I've fallen into the same trap as the humans, she thought. I was polite to Delta 21. But I didn't treat him like a very self-aware thing.

"I think," she said after a few moments. "That you're going to need a better name than Delta 21."

The Editor was off to look for any Ood being kept as slaves on Earth. She had left Delta 21 behind with a book. It was, in fact, a book of her favorite words. Most were obscure, and all were chosen for their meaning or sounds.

He's certain to find something he likes, she thought. If Ood are capable of being into the whole "reinventing yourself" thing.

The Editor was very much into "reinventing yourself". She had done so two regeneration ago and never looked back.

For the most part.

She shook the thoughts away and strode towards the tallest building on earth. It was home to the fourth branch of government: media.

"Hello," she said to the lady at the front desk. "I'm going to need to send a broadcast."

"...what?" The lady blinked at the strangely dressed woman.

"I'm going to need to send a broadcast," the Editor repeated. "I assume that you've recieve reports of Ood gone violent?"

"That's impossible," the lady scoffed. "Ood are naturally peaceful."

"True," the Editor agreed. "But they're also rather susceptible. And besides that, no telling me something's impossible when it's already happened."

"So I suppose you want to send a broadcast to send everyone into a panic in the hopes that they'll free your precious Ood," said the woman sarcastically. "Look, you're not the first friend of the slaves to try and free 'em. Also, most are cleverer than just waltzing up and demanding to broadcast something. Now scram."
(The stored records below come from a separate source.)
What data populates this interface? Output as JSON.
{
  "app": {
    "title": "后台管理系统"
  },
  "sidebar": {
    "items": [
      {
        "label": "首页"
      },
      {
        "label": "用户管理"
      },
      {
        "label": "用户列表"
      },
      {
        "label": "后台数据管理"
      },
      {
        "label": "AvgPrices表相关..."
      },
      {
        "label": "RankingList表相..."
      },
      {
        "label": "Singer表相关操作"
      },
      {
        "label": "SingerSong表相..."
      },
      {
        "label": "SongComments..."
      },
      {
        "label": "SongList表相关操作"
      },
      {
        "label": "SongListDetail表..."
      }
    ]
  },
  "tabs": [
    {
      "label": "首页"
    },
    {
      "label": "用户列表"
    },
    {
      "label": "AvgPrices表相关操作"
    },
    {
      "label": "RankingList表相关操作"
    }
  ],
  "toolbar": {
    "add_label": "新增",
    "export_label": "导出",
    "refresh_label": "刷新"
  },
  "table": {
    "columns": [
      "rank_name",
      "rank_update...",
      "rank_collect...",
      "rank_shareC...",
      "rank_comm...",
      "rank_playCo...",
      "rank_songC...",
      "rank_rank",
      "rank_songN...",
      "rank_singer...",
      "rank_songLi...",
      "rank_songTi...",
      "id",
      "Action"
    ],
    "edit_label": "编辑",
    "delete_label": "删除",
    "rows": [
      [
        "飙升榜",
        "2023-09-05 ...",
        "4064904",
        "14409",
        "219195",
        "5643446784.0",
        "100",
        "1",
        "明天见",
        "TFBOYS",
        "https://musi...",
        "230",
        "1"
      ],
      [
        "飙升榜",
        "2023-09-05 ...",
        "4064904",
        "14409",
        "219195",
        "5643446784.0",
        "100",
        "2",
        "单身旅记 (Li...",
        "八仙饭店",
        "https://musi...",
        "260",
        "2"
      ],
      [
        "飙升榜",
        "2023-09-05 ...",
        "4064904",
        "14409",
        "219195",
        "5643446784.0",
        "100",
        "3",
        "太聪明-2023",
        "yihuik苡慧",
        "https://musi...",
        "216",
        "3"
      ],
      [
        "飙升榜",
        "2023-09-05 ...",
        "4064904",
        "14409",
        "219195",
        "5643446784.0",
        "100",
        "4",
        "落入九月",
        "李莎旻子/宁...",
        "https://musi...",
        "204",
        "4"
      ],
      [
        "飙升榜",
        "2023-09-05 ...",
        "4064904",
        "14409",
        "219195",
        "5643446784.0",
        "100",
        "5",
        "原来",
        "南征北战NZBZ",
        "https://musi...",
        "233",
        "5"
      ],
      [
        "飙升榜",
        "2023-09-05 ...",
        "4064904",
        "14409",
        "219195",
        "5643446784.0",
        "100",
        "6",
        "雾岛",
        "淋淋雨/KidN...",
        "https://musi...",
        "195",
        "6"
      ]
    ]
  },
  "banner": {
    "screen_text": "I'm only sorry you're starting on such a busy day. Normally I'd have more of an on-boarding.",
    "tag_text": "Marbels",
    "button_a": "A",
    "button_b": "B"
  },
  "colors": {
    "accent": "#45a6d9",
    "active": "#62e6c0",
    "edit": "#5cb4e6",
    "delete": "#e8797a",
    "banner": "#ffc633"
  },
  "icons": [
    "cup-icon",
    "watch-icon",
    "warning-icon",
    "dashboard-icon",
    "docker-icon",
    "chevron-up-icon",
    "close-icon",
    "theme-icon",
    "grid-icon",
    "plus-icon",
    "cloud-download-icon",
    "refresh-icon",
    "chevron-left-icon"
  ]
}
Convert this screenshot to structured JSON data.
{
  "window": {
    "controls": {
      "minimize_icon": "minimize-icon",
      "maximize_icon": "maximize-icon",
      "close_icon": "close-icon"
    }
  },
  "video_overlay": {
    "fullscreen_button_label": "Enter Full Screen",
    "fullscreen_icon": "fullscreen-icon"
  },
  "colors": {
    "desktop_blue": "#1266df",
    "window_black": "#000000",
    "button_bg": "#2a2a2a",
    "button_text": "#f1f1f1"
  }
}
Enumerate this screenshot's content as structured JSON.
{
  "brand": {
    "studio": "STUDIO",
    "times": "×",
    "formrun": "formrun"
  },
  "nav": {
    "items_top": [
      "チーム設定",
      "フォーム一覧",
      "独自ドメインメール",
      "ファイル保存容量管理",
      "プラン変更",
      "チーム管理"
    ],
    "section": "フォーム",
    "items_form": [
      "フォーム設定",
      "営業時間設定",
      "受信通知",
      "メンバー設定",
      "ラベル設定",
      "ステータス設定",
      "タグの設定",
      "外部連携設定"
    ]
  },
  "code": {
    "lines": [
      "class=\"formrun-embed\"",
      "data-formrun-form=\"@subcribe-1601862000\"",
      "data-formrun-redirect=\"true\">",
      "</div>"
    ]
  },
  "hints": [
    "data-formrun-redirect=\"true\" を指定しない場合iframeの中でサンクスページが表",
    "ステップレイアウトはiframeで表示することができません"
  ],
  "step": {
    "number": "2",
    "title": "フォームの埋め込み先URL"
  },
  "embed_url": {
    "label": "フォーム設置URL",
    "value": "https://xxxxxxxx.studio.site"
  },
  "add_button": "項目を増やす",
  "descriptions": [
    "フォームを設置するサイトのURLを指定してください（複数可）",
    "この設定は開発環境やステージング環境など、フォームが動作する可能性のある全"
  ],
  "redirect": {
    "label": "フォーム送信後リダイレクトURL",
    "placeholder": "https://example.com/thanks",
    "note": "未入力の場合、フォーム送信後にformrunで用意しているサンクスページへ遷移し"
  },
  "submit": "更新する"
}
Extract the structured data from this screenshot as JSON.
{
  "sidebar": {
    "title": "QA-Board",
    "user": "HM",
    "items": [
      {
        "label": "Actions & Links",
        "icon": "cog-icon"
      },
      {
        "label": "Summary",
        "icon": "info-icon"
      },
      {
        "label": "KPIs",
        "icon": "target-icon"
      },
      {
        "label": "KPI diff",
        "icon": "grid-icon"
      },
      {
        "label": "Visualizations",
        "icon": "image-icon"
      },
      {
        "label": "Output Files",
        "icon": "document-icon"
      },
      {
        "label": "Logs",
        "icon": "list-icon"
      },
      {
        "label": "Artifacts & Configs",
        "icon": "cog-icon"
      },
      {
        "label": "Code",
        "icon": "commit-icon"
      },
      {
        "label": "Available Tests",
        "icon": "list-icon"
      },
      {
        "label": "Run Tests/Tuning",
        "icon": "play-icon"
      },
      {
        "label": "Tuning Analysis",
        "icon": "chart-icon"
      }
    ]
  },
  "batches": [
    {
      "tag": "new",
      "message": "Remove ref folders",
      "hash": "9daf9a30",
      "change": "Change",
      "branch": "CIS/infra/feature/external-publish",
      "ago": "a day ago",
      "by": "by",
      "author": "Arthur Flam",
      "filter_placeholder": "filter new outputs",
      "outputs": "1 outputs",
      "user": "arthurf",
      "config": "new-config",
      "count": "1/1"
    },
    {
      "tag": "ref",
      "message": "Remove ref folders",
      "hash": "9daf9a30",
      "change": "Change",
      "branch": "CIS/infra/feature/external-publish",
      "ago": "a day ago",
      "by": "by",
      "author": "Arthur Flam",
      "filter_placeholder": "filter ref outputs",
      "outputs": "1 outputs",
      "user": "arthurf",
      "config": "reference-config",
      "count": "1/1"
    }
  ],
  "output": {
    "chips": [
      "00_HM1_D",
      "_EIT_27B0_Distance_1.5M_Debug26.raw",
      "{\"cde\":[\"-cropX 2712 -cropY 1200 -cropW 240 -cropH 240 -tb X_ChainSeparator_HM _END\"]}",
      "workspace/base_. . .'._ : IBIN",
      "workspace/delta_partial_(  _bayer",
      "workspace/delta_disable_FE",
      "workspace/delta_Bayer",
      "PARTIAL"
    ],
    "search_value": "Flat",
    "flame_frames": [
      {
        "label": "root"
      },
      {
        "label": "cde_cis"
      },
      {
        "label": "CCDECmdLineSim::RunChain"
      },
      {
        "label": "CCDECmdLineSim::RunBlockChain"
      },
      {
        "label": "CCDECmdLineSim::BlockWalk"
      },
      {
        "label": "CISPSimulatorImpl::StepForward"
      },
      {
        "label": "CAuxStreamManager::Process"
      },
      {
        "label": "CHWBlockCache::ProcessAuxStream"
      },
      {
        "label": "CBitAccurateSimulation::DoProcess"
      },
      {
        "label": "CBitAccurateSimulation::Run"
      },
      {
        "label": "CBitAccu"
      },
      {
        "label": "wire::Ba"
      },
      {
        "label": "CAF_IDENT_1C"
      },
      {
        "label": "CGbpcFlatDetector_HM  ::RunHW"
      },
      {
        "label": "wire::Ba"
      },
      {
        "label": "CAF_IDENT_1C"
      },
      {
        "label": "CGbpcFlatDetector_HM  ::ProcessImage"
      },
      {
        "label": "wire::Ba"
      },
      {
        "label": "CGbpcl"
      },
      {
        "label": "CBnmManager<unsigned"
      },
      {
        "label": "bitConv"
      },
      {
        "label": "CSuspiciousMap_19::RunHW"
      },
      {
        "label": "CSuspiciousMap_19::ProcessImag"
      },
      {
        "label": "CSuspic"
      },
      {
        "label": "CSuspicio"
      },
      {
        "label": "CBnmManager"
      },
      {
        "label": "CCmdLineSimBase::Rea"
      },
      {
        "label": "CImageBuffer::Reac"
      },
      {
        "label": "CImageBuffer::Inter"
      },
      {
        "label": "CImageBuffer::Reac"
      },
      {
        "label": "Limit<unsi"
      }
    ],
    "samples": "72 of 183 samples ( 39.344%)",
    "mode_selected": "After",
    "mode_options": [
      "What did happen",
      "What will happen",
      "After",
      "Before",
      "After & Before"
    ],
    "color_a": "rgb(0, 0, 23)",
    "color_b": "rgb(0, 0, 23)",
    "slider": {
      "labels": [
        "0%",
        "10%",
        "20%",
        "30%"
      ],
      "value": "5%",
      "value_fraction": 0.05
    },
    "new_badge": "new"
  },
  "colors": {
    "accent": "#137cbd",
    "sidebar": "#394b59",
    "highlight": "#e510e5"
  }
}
"I could have been clever," said the Editor sharply. "Except that would be lying and breaking the rules. And the broadcast isn't for humans. It's for the Ood."

"Oh, you're gonna tell the Ood to rebel? Sure. That'll go just dandy," the woman drawled, going back to typing.

The Editor sighed. "What do I have to do to get an appointment of some sort?"

"Just give up, lady. You're never getting in that broadcast room."

"Now look here-" the Editor started.

"Editor?" called a voice.

The Timelady turned to see a girl who fit in nearly as much as she did. But rather than a WWII era suit, she was dressed in a grass skirt and a top that showed far more of her very tan skin than was acceptable in this era.

"Oh, hello Korrie," said the Editor. "What a pleasant surprise. Is the Assassin here?"

"I seem to have lost him," said the girl.

Korri was a native of Hawaii, plucked out of the era when it was being colonized by the Timelord named the Assassin. The two couldn't have been more different. The Assassin was insane. He preferred chopping off heads to any other method. He infuriated the Editor to no end; no one could have more disregard for the rules than the Assassin.

Korrie was calm and collected. She had a soothing way about her, which was probably why the Assassin kept her on in spite of her pacifist ways.

"Oh dear," the Editor said with a sigh. Losing the Assassin usually meant losing several innocent civilians.

"He heard complaints about Ood becoming violent, and... well. He's fond of that environment." Korrie tugged at her dark hair.

"If he touches one tentacle of those Ood I will have his head. Again," the Editor growled.

"Oi. I'm not going to kill the Ood. They're the ones killing. I'm joining them!"

The Assassin strode over to the two ladies, his futuristic armor glinting in the harsh lights overhead.

"This is entirely inappropriate. Take this meet 'n greet outside!" barked the lady at the desk.

"Shove it." The Assassin held up a highly polished metal gauntlet in her face. "So, Korrie! Broadcast room?"

"It's on the fifth floor according to the signs," said Korrie.

"You're not going to just burst in there," said the Editor indignantly.

"Yes we are. Because sitting around "making appointments" and "asking nicely" and "following rules" will maybe get what you want done in... oh, fifty years?" said the Assassin. He reached over the desk and scooped out a handful of candy from the lady's bowl. "Thanks."

Then he took off running towards the stairs.

The Editor huffed. "That incorrigible bastard."

Korrie just smiled serenely, then took off running after him.

Before she could say anything else so crude, the Editor stiffly followed.